At first they played Drop-the-handkerchief and, when they were all breathless from laughing and chasing each other around the ring, they played Spat-’em-out, while they rested.

All the boys went into the kitchen and the door between the rooms was closed, with a girl on guard.

Then the girls seated themselves, each with a vacant chair beside her. One of the girls gave a boy’s name to the girl at the door. She opened the door and called that boy. When he came, he must sit in the chair beside the girl he thought had called him. If he guessed right, he was allowed to stay and another boy was called. If he sat down beside the wrong girl, all the girls clapped their hands, laughing at him, while he went back into the kitchen until he was called again. When all the boys were sitting beside the right girls, the game was finished.

“It is a good time to play Miller Boy while we all have partners,” someone said.

“All but Gaylord,” Jennie corrected. There was one more boy than girl in the crowd.

“Gaylord,” Jennie went on. “You be miller boy; you haven’t a girl anyway.”

“Come on! I’ll soon get one,” Gaylord agreed as he stood up in the middle of the room.

Each of the other boys linked arms with his partner and they all formed a circle marching around, Gaylord singing, – “Happy is the miller as he lives by himself, As the wheel rolls around, he is gaining on his self. One hand in the hopper, the other in the sack, Ladies step forward and gents fall back.”

At the word, back, they all changed partners. There was a scramble and Gaylord’s arm linked Laura’s, while the boy, who had fallen back to be her partner, was left alone. He was the miller boy now and took Gaylord’s place in the center of the ring. Then the march and the song were taken up again.

Ma held Grace in her lap and looked on while Carrie stood wide-eyed behind her. Pa sat beside the table where his fiddle lay. Now he picked up the fiddle and drew the bow across the strings. Then the music of the fiddle joined the gay voices as they sang–

     “There was a jolly miller who lived by the mill,      The wheel rolls around of its own free will.      One hand in the hopper and the other in the bag,      As the wheel rolls around, he cries out, ‘Grab!'”

Partners changed and the wheel went around and around, until it stopped with a gust of laughter. Laura forgot her shyness and joined gaily in the fun.

The lyrics Pa sings are a variation of the traditional ones:

     Happy is the miller boy that lives by the mill,
     The wheel goes around with a right good will,
     One hand in the hopper, the other in the sack,
     The lady steps forward and the gent falls back.
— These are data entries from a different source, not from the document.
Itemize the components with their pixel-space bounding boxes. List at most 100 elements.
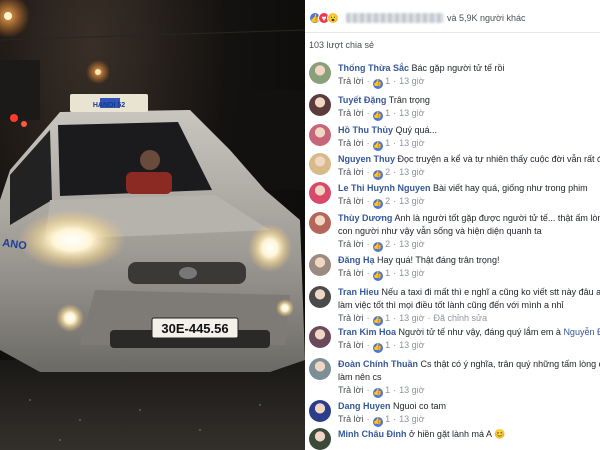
commenter-name[interactable]: Tuyết Đặng [338, 95, 386, 105]
avatar[interactable] [309, 182, 331, 204]
like-icon: 👍 [372, 170, 383, 180]
comment-text: ở hiền gặt lành má A 😊 [409, 429, 506, 439]
comment-time[interactable]: 13 giờ [399, 138, 424, 148]
avatar[interactable] [309, 153, 331, 175]
commenter-name[interactable]: Hồ Thu Thủy [338, 125, 393, 135]
comment-body: Tuyết Đặng Trân trọng Trả lời · 👍 1 · 13 giờ [338, 94, 600, 121]
avatar[interactable] [309, 326, 331, 348]
like-count[interactable]: 1 [385, 340, 390, 350]
like-count[interactable]: 1 [385, 385, 390, 395]
like-count[interactable]: 1 [385, 76, 390, 86]
like-count[interactable]: 1 [385, 268, 390, 278]
comment-time[interactable]: 13 giờ [399, 167, 424, 177]
comment-time[interactable]: 13 giờ [399, 76, 424, 86]
reply-link[interactable]: Trả lời [338, 385, 364, 395]
commenter-name[interactable]: Minh Châu Đinh [338, 429, 407, 439]
license-plate-text: 30E-445.56 [161, 321, 228, 336]
comment-meta: Trả lời · 👍 1 · 13 giờ [338, 138, 425, 151]
comment-meta: Trả lời · 👍 1 · 13 giờ [338, 268, 425, 281]
street-light-glow [0, 0, 30, 38]
commenter-name[interactable]: Thùy Dương [338, 213, 392, 223]
reply-link[interactable]: Trả lời [338, 196, 364, 206]
comment-time[interactable]: 13 giờ [399, 414, 424, 424]
commenter-name[interactable]: Tran Hieu [338, 287, 379, 297]
avatar[interactable] [309, 254, 331, 276]
comment-line: Dang Huyen Nguoi co tam [338, 400, 600, 413]
like-icon: 👍 [372, 343, 383, 353]
comment-time[interactable]: 13 giờ [399, 268, 424, 278]
reaction-summary[interactable]: 👍 ♥ 😮 và 5,9K người khác [309, 10, 525, 26]
comment-line: Thống Thừa Sắc Bác gặp người tử tế rồi [338, 62, 600, 75]
commenter-name[interactable]: Thống Thừa Sắc [338, 63, 409, 73]
comment-time[interactable]: 13 giờ [399, 239, 424, 249]
commenter-name[interactable]: Tran Kim Hoa [338, 327, 396, 337]
blurred-names [346, 13, 444, 23]
comment-time[interactable]: 13 giờ [399, 313, 424, 323]
comment-meta: Trả lời · 👍 1 · 13 giờ [338, 414, 425, 427]
like-count[interactable]: 2 [385, 196, 390, 206]
reply-link[interactable]: Trả lời [338, 167, 364, 177]
like-count[interactable]: 1 [385, 313, 390, 323]
comment-mention[interactable]: Nguyễn Đăng [563, 327, 600, 337]
like-count[interactable]: 1 [385, 138, 390, 148]
like-count[interactable]: 1 [385, 414, 390, 424]
reply-link[interactable]: Trả lời [338, 313, 364, 323]
comment-text: Cs thật có ý nghĩa, trân quý những tấm l… [420, 359, 600, 369]
reply-link[interactable]: Trả lời [338, 340, 364, 350]
avatar[interactable] [309, 212, 331, 234]
comment-item: Tran Hieu Nếu a taxi đi mất thì e nghĩ a… [305, 286, 600, 326]
avatar[interactable] [309, 94, 331, 116]
comment-time[interactable]: 13 giờ [399, 340, 424, 350]
right-headlight [248, 224, 292, 272]
reply-link[interactable]: Trả lời [338, 414, 364, 424]
comment-meta: Trả lời · 👍 2 · 13 giờ [338, 239, 425, 252]
comment-meta: Trả lời · 👍 1 · 13 giờ [338, 385, 425, 398]
comment-body: Le Thi Huynh Nguyen Bài viết hay quá, gi… [338, 182, 600, 209]
commenter-name[interactable]: Nguyen Thuy [338, 154, 395, 164]
comment-meta: Trả lời · 👍 1 · 13 giờ [338, 340, 425, 353]
reply-link[interactable]: Trả lời [338, 239, 364, 249]
like-count[interactable]: 2 [385, 167, 390, 177]
comment-line: Đoàn Chính Thuần Cs thật có ý nghĩa, trâ… [338, 358, 600, 371]
avatar[interactable] [309, 62, 331, 84]
comment-time[interactable]: 13 giờ [399, 108, 424, 118]
comment-meta: Trả lời · 👍 1 · 13 giờ [338, 76, 425, 89]
commenter-name[interactable]: Đăng Hạ [338, 255, 375, 265]
reply-link[interactable]: Trả lời [338, 268, 364, 278]
like-icon: 👍 [372, 141, 383, 151]
comment-time[interactable]: 13 giờ [399, 385, 424, 395]
avatar[interactable] [309, 428, 331, 450]
avatar[interactable] [309, 286, 331, 308]
shares-count[interactable]: 103 lượt chia sẻ [309, 40, 374, 50]
comment-body: Tran Kim Hoa Người tử tế như vậy, đáng q… [338, 326, 600, 353]
like-count[interactable]: 1 [385, 108, 390, 118]
comment-body: Tran Hieu Nếu a taxi đi mất thì e nghĩ a… [338, 286, 600, 326]
comment-line: Thùy Dương Anh là người tốt gặp được ngư… [338, 212, 600, 225]
commenter-name[interactable]: Dang Huyen [338, 401, 391, 411]
like-icon: 👍 [372, 417, 383, 427]
like-icon: 👍 [372, 199, 383, 209]
comment-body: Thùy Dương Anh là người tốt gặp được ngư… [338, 212, 600, 252]
edited-label[interactable]: Đã chỉnh sửa [434, 313, 488, 323]
like-icon: 👍 [372, 388, 383, 398]
reply-link[interactable]: Trả lời [338, 108, 364, 118]
comment-time[interactable]: 13 giờ [399, 196, 424, 206]
comment-item: Thùy Dương Anh là người tốt gặp được ngư… [305, 212, 600, 252]
avatar[interactable] [309, 124, 331, 146]
comment-meta: Trả lời · 👍 2 · 13 giờ [338, 167, 425, 180]
like-icon: 👍 [372, 271, 383, 281]
avatar[interactable] [309, 358, 331, 380]
reply-link[interactable]: Trả lời [338, 138, 364, 148]
reply-link[interactable]: Trả lời [338, 76, 364, 86]
comment-body: Minh Châu Đinh ở hiền gặt lành má A 😊 [338, 428, 600, 441]
comment-text: Đọc truyện a kể và tự nhiên thấy cuộc đờ… [397, 154, 600, 164]
comment-line: Le Thi Huynh Nguyen Bài viết hay quá, gi… [338, 182, 600, 195]
avatar[interactable] [309, 400, 331, 422]
commenter-name[interactable]: Đoàn Chính Thuần [338, 359, 418, 369]
comment-meta: Trả lời · 👍 1 · 13 giờ · Đã chỉnh sửa [338, 313, 488, 326]
comment-item: Đoàn Chính Thuần Cs thật có ý nghĩa, trâ… [305, 358, 600, 398]
comment-line: Đăng Hạ Hay quá! Thật đáng trân trọng! [338, 254, 600, 267]
reactions-others-text[interactable]: và 5,9K người khác [447, 13, 525, 23]
commenter-name[interactable]: Le Thi Huynh Nguyen [338, 183, 431, 193]
like-count[interactable]: 2 [385, 239, 390, 249]
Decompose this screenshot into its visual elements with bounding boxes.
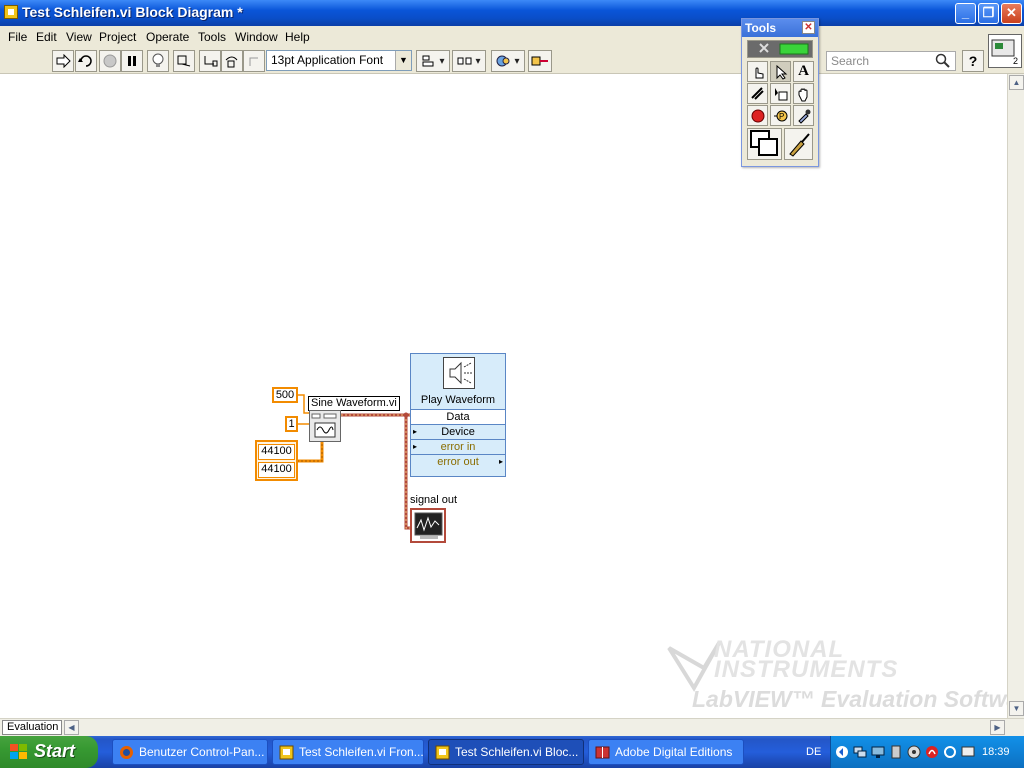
probe-data-tool[interactable]: P [770,105,791,126]
color-swatch-icon [749,130,778,156]
clock[interactable]: 18:39 [982,746,1010,758]
constant-1[interactable]: 1 [285,416,298,432]
play-waveform-title: Play Waveform [420,394,496,406]
vertical-scrollbar[interactable]: ▲ ▼ [1007,74,1024,718]
automatic-tool-selection[interactable] [747,40,813,58]
tools-palette-close-button[interactable]: ✕ [802,21,815,34]
terminal-device[interactable]: ▸ Device [411,424,505,439]
svg-text:P: P [779,112,784,121]
watermark-labview-eval: LabVIEW™ Evaluation Software [692,686,1024,712]
terminal-error-out[interactable]: error out ▸ [411,454,505,469]
security-alert-icon[interactable] [925,745,939,759]
array-element-2[interactable]: 44100 [258,462,295,478]
wire-44100 [297,442,324,463]
language-indicator[interactable]: DE [806,746,821,758]
task-front-panel[interactable]: Test Schleifen.vi Fron... [272,739,424,765]
task-control-panel[interactable]: Benutzer Control-Pan... [112,739,268,765]
play-waveform-node[interactable]: Play Waveform Data ▸ Device ▸ error in err… [410,353,506,477]
display-icon[interactable] [961,745,975,759]
position-size-select-tool[interactable] [770,61,791,82]
set-clear-breakpoint-tool[interactable] [747,105,768,126]
get-color-tool[interactable] [793,105,814,126]
signal-out-label: signal out [410,494,458,506]
tray-expand-icon[interactable] [835,745,849,759]
probe-icon: P [773,110,787,121]
tools-palette-titlebar[interactable]: Tools ✕ [742,19,818,37]
horizontal-scrollbar[interactable]: Evaluation ◀ ▶ [0,718,1024,736]
start-label: Start [34,741,76,761]
text-a-icon: A [798,63,809,79]
scroll-up-arrow-icon[interactable]: ▲ [1009,75,1024,90]
firefox-icon [120,746,133,759]
scroll-down-arrow-icon[interactable]: ▼ [1009,701,1024,716]
paintbrush-icon [788,133,810,157]
watermark-instruments: INSTRUMENTS [714,656,899,683]
safely-remove-icon[interactable] [889,745,903,759]
constant-array[interactable]: 44100 44100 [255,440,298,481]
wire-junction [403,412,409,418]
tools-palette[interactable]: Tools ✕ A P [741,18,819,167]
labview-vi-icon [279,745,294,760]
terminal-error-in[interactable]: ▸ error in [411,439,505,454]
tools-palette-title: Tools [745,21,777,35]
book-icon [595,746,610,759]
speaker-icon [443,357,475,389]
terminal-data[interactable]: Data [411,409,505,424]
set-color-tool[interactable] [747,128,782,160]
auto-tool-icon [759,43,809,55]
volume-icon[interactable] [907,745,921,759]
sync-icon[interactable] [943,745,957,759]
task-block-diagram[interactable]: Test Schleifen.vi Bloc... [428,739,584,765]
scroll-left-arrow-icon[interactable]: ◀ [64,720,79,735]
sine-waveform-label[interactable]: Sine Waveform.vi [308,396,400,411]
waveform-graph-icon [414,512,443,539]
task-adobe-digital-editions[interactable]: Adobe Digital Editions [588,739,744,765]
constant-500[interactable]: 500 [272,387,298,403]
operate-value-tool[interactable] [747,61,768,82]
monitor-icon[interactable] [871,745,885,759]
start-button[interactable]: Start [0,736,98,768]
shortcut-menu-icon [774,87,787,100]
evaluation-label: Evaluation [2,720,62,735]
arrow-cursor-icon [776,64,787,80]
sine-wave-icon [311,413,337,438]
pointing-hand-icon [755,67,763,78]
connect-wire-tool[interactable] [747,83,768,104]
array-element-1[interactable]: 44100 [258,444,295,460]
edit-text-tool[interactable]: A [793,61,814,82]
grab-hand-icon [798,88,807,101]
network-icon[interactable] [853,745,867,759]
breakpoint-icon [751,109,764,122]
object-shortcut-menu-tool[interactable] [770,83,791,104]
eyedropper-icon [797,109,810,124]
sine-waveform-node[interactable] [309,410,341,442]
set-color-brush-tool[interactable] [784,128,813,160]
windows-flag-icon [10,744,27,759]
scroll-right-arrow-icon[interactable]: ▶ [990,720,1005,735]
windows-taskbar: Start Benutzer Control-Pan... Test Schle… [0,736,1024,768]
labview-vi-icon [435,745,450,760]
ni-evaluation-watermark: NATIONAL INSTRUMENTS LabVIEW™ Evaluation… [662,636,1024,716]
signal-out-indicator[interactable] [410,508,446,543]
wiring-spool-icon [750,86,764,100]
scroll-window-tool[interactable] [793,83,814,104]
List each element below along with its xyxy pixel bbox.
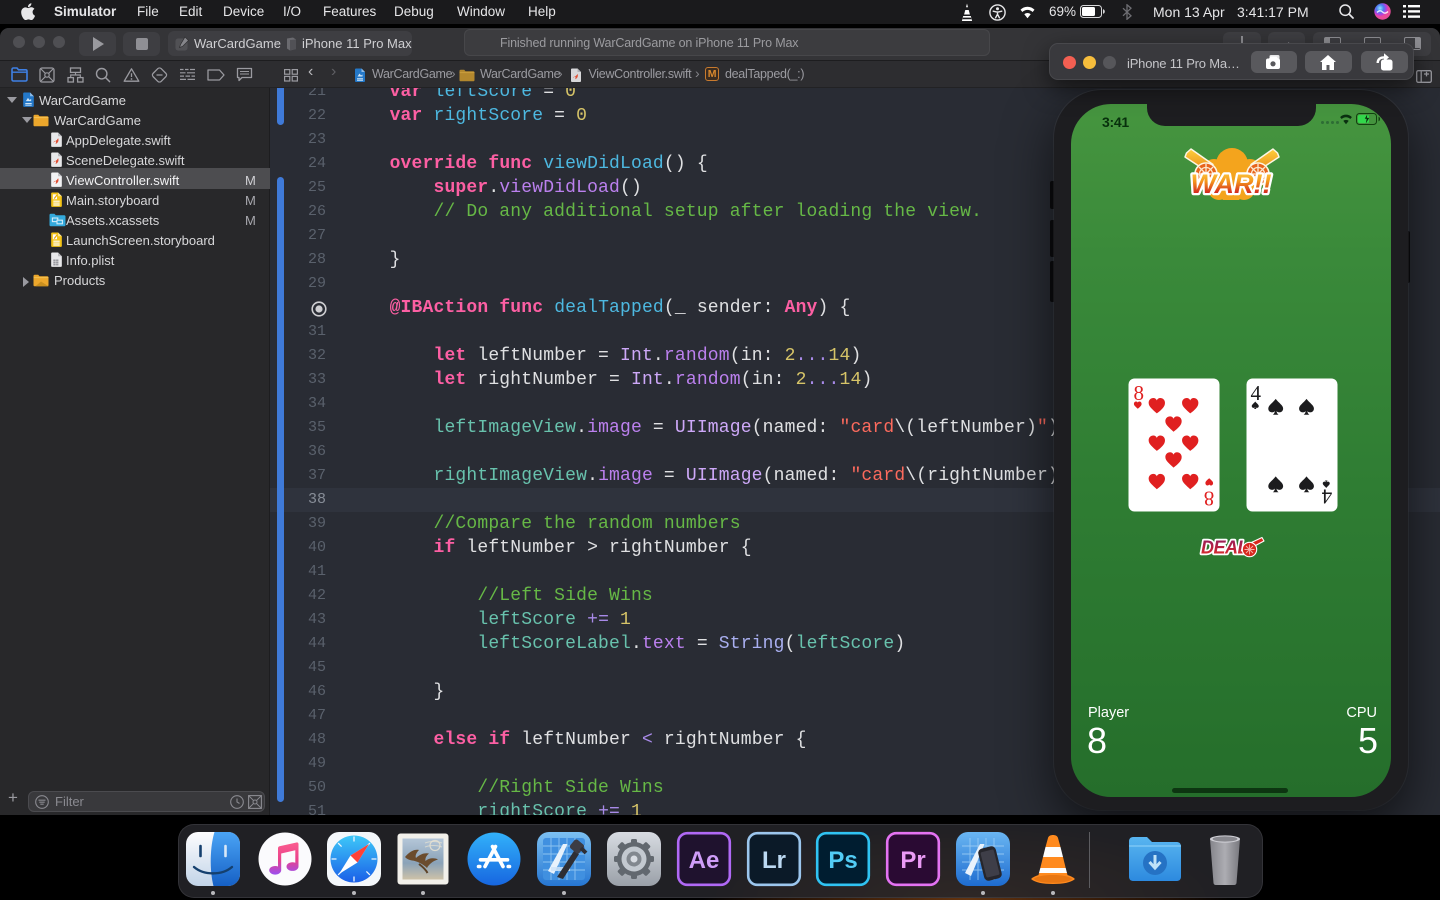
- svg-text:Ae: Ae: [689, 847, 720, 874]
- svg-text:4: 4: [1321, 484, 1332, 508]
- svg-text:DEAL: DEAL: [1201, 538, 1248, 558]
- svg-text:8: 8: [1133, 381, 1144, 405]
- svg-text:Pr: Pr: [900, 847, 925, 874]
- svg-text:Lr: Lr: [762, 847, 786, 874]
- svg-text:Ps: Ps: [828, 847, 857, 874]
- svg-text:WAR!!: WAR!!: [1191, 169, 1272, 199]
- svg-text:4: 4: [1250, 381, 1261, 405]
- svg-text:8: 8: [1203, 486, 1214, 510]
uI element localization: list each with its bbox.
Chanted in marching time, couples held hands and marched (or danced) around a lone boy – the miller boy – who stood in the center of the circle. The girls stood toward the inside of the circle and the boys directly in back of them. At the end of the verse or when instructed to “Grab!” such as Pa cries out, or when hearing “The lady steps forward and the gent falls back,” all couples drop hands and turn in order to promenade in the other direction. Each boy grab the hand of different girl near him. This gave the Miller Boy a chance to seize a partner in the confusion and the boy left out then becomes the new Miller Boy and takes his place in the center.